Schon Stunden vor dem Schließen der Wahlurnen hatten staatsnahe Umfraginstitute am Sonntag einen haushohen Sieg für den diktatorischen Amtsinhaber Alexander Lukaschenko verkündet. Davon war ohnehin jeder ausgegangen. Und weil in der weißrussischen Mentalität ein Regime ein Schicksal ist, geht man auch dementsprechend damit um: Hat man sich einmal damit abgefunden, lebt es sich leichter.

Gegen acht Uhr Abend kam Unruhe im Restaurant auf. "Schließen oder nicht schließen", überlegte die Restaurantbesitzerin laut: "Mir wird bange." Wie die Gäste wusste auch sie nicht, wie sie sich verhalten sollte, als die Straße immer belebter wurde. Wenige hundert Meter weiter auf dem Oktoberplatz versammelte die Opposition die Leute zum friedlichen Protest gegen die Wahlfälschungen.

Hals umdrehen

Den Hals werde er all jenen umdrehen, die etwas gegen den Staat unternehmen, hatte Alexander Lukaschenko noch am Samstag gewarnt. In Weißrussland ist das keine leere Phrase. "Mit Demonstrationen erreicht man bei uns nichts. Das einzige, was du bekommst, sind Schläge auf die Nieren", sagte ein Taxifahrer.

Die Staatsmacht war am Sonntagabend nicht weniger irritiert als die Demonstranten selbst. Keine der Seiten hatte damit gerechnet, dass über 15.000 Leute den Drohungen trotzen und drei Stunden im dichten Schneegestöber ausharren würden. Was folgte, war ein gegenseitiges Abtasten. Jede Bewegung registrierten die zahllosen Sicherheitskräfte nervös.

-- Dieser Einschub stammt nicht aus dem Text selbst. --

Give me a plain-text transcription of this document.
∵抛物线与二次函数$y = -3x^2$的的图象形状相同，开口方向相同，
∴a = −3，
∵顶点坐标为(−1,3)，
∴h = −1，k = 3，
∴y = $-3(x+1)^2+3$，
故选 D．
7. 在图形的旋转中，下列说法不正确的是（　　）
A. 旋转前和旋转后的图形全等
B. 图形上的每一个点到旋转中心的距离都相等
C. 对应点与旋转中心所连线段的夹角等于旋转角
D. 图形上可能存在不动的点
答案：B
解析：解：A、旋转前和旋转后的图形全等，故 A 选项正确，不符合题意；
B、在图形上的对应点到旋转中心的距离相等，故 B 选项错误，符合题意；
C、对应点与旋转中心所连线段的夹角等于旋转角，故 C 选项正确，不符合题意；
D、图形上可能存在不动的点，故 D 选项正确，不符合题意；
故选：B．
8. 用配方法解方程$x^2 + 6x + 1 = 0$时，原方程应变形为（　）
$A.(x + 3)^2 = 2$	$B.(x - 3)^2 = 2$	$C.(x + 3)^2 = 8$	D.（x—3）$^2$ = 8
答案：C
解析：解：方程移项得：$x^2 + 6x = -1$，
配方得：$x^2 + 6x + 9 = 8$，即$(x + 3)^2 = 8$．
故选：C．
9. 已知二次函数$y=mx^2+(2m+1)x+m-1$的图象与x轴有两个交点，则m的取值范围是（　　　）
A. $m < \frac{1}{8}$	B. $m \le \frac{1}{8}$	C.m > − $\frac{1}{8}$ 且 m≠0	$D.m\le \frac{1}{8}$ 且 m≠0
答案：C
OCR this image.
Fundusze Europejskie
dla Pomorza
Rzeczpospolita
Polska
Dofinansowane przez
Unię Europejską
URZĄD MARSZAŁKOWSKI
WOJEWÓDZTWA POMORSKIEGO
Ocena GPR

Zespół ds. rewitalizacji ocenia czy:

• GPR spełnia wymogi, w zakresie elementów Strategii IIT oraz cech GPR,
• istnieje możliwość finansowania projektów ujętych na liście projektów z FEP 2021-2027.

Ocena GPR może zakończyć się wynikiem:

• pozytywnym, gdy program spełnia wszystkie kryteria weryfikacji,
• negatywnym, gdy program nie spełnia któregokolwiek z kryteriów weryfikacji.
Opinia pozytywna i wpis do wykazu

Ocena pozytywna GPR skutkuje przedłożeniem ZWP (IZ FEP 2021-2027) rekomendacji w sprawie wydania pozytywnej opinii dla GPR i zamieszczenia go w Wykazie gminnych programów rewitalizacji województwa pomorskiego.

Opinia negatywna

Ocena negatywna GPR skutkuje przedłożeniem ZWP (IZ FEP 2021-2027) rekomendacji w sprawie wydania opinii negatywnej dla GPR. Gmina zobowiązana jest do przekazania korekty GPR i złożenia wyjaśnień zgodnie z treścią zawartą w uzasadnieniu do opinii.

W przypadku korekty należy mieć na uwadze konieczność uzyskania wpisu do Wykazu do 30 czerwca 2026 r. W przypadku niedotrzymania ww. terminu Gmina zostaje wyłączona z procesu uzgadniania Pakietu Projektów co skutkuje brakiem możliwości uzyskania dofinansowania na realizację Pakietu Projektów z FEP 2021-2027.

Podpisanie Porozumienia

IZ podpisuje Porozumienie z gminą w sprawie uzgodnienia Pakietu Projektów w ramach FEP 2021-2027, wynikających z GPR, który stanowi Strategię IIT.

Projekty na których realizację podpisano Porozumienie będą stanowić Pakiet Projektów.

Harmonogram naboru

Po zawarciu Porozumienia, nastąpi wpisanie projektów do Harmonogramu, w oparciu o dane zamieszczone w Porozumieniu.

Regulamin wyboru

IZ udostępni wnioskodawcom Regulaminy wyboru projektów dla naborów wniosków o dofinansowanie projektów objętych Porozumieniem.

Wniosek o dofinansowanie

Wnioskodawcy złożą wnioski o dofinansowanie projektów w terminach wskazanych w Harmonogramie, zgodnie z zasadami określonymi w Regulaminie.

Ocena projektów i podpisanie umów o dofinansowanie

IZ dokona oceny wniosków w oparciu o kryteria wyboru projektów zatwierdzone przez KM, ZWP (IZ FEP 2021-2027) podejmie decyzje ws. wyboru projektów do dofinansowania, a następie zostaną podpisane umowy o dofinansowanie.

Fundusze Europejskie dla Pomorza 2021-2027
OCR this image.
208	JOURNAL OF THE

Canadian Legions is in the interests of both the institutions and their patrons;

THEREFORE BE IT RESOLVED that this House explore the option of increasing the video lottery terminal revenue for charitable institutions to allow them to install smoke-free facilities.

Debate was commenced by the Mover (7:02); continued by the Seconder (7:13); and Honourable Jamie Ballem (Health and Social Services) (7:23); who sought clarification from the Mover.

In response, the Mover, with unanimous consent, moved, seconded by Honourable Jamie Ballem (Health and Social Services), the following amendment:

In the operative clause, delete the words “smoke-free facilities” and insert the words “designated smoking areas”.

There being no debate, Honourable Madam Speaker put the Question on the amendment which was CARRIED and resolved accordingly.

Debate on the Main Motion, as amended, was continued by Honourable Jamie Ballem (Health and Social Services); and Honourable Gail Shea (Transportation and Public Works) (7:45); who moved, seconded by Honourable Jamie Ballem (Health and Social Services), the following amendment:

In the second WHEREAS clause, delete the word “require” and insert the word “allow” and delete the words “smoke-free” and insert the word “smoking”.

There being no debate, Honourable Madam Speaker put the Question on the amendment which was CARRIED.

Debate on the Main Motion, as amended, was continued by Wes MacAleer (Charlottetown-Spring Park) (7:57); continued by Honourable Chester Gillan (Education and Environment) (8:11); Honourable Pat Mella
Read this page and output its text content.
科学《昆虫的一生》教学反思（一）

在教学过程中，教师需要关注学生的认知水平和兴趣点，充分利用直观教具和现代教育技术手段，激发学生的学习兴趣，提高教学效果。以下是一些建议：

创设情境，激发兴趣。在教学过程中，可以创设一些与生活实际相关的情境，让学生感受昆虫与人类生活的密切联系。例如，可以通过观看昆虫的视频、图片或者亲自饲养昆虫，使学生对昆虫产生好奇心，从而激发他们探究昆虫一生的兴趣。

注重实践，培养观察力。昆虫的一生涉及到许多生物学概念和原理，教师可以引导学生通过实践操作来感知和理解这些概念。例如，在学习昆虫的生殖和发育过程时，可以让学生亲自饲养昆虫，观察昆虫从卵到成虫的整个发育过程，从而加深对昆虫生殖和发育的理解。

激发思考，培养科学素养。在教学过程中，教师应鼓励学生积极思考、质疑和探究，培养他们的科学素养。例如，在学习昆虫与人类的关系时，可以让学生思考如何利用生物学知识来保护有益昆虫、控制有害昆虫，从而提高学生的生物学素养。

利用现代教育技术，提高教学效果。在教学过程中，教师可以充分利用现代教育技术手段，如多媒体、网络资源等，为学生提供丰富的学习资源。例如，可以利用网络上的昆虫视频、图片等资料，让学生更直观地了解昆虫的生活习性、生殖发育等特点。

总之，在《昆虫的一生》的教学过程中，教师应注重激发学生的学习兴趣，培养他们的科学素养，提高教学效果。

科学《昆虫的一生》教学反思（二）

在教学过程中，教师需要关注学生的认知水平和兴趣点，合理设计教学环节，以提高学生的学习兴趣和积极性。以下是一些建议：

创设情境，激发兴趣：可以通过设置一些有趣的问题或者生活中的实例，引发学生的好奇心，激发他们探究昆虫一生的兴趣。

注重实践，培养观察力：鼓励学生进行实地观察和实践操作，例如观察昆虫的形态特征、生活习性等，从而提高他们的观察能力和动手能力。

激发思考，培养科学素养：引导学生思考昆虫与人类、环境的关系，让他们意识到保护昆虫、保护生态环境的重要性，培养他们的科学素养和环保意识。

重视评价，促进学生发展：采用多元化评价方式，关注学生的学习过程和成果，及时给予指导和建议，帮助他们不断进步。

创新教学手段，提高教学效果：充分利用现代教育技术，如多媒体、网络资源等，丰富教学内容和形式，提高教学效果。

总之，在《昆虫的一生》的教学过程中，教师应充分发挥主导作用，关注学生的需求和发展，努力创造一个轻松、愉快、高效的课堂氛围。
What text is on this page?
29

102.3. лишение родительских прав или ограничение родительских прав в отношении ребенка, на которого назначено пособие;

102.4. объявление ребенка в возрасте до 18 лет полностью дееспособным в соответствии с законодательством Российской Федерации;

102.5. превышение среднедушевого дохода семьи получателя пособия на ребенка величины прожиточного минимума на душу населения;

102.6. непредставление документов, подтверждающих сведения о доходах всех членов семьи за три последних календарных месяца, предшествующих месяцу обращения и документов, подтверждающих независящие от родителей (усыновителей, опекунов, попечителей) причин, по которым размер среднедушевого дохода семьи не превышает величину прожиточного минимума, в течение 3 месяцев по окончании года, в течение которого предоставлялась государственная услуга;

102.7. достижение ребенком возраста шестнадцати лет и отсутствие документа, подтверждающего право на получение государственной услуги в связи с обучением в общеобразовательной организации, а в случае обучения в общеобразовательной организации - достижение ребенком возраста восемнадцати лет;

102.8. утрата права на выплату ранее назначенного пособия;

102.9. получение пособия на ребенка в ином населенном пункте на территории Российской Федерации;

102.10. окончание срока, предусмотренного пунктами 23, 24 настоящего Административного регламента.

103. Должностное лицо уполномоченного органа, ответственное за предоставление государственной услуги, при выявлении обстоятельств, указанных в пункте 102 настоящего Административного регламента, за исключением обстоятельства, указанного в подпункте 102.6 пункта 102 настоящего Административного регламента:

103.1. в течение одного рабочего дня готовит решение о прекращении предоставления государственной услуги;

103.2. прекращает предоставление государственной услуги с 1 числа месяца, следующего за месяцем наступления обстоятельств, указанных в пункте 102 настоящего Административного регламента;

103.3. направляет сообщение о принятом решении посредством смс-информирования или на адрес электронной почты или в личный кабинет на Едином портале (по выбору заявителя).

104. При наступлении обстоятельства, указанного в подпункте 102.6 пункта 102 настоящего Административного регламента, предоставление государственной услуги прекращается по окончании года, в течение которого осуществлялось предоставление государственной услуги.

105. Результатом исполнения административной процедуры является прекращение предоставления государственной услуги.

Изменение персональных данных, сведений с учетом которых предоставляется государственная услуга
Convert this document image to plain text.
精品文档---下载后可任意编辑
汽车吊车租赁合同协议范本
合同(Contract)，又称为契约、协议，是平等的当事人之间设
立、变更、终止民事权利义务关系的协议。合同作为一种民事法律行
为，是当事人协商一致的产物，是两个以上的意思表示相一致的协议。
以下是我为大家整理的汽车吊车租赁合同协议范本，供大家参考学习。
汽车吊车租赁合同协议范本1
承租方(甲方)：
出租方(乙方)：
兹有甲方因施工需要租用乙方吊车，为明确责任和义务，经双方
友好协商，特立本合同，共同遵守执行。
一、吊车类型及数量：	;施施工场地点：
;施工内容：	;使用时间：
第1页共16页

Und teils schon nicht mehr geheim, sondern für jedermann hörbar, gab die zivil gekleidete Staatssicherheit die Losungen auf den Plakaten und das Auftauchen neuer Plakatträger ans Koordinationszentrum durch. Dort hat man offenbar entschieden, für das Erste nicht einzugreifen - weil zu viele ausländische Beobachter da sind, vermuteten manche, andere sahen die Hand des Moskauer Kreml am Werk, der den jähzornigen Lukaschenko zur Mäßigung überredet habe.

Die Angst sitzt tief

Die Minsker Demonstranten waren weit von einer kritischen Masse entfernt, die eine weitere Revolution hätte lostreten können. Zu tief sitzt die Angst. "Meine Familie ruft mich nach Hause. Sie sagt, man wird auf die Demonstranten schießen", erzählte ein TV-Produzent, der im Zuge der Knebelung der Medien unter Lukaschenko entlassen worden war. "Aber noch bleibe ich. Ich habe ihnen versprochen, mich etwas abseits von der Menge zu stellen." Dort standen viele und wussten nicht so recht, ob sie mehr Aktivität zeigen sollten.

Zu Provokationen ließ sich niemand hinreißen. Korrekt verhielt sich die Menge, taktvoll, und störte nicht einmal den Verkehr. "Lang lebe Weißrussland" skandierten die Demonstranten und schwenkten Fahnen der verbotenen weißrussischen Nationalbewegung. Allein die Regie fehlte. Dafür hatte die Staatsmacht vorgesorgt, indem sie alle Revolutionstechnologen schon in Vorfeld hatte verhaften lassen.

Erst spät in der Nacht tauchten die Oppositionsführer Alexander Milinkewitsch und Alexander Kosulin auf dem Oktoberplatz auf. "Wir haben schon einen riesigen Sieg erzielt", sagte Milinkewitsch zu seinen Anhängern: "Die Menschen haben ihre Angst überwunden." (DER STANDARD, Printausgabe, 21.03.2006)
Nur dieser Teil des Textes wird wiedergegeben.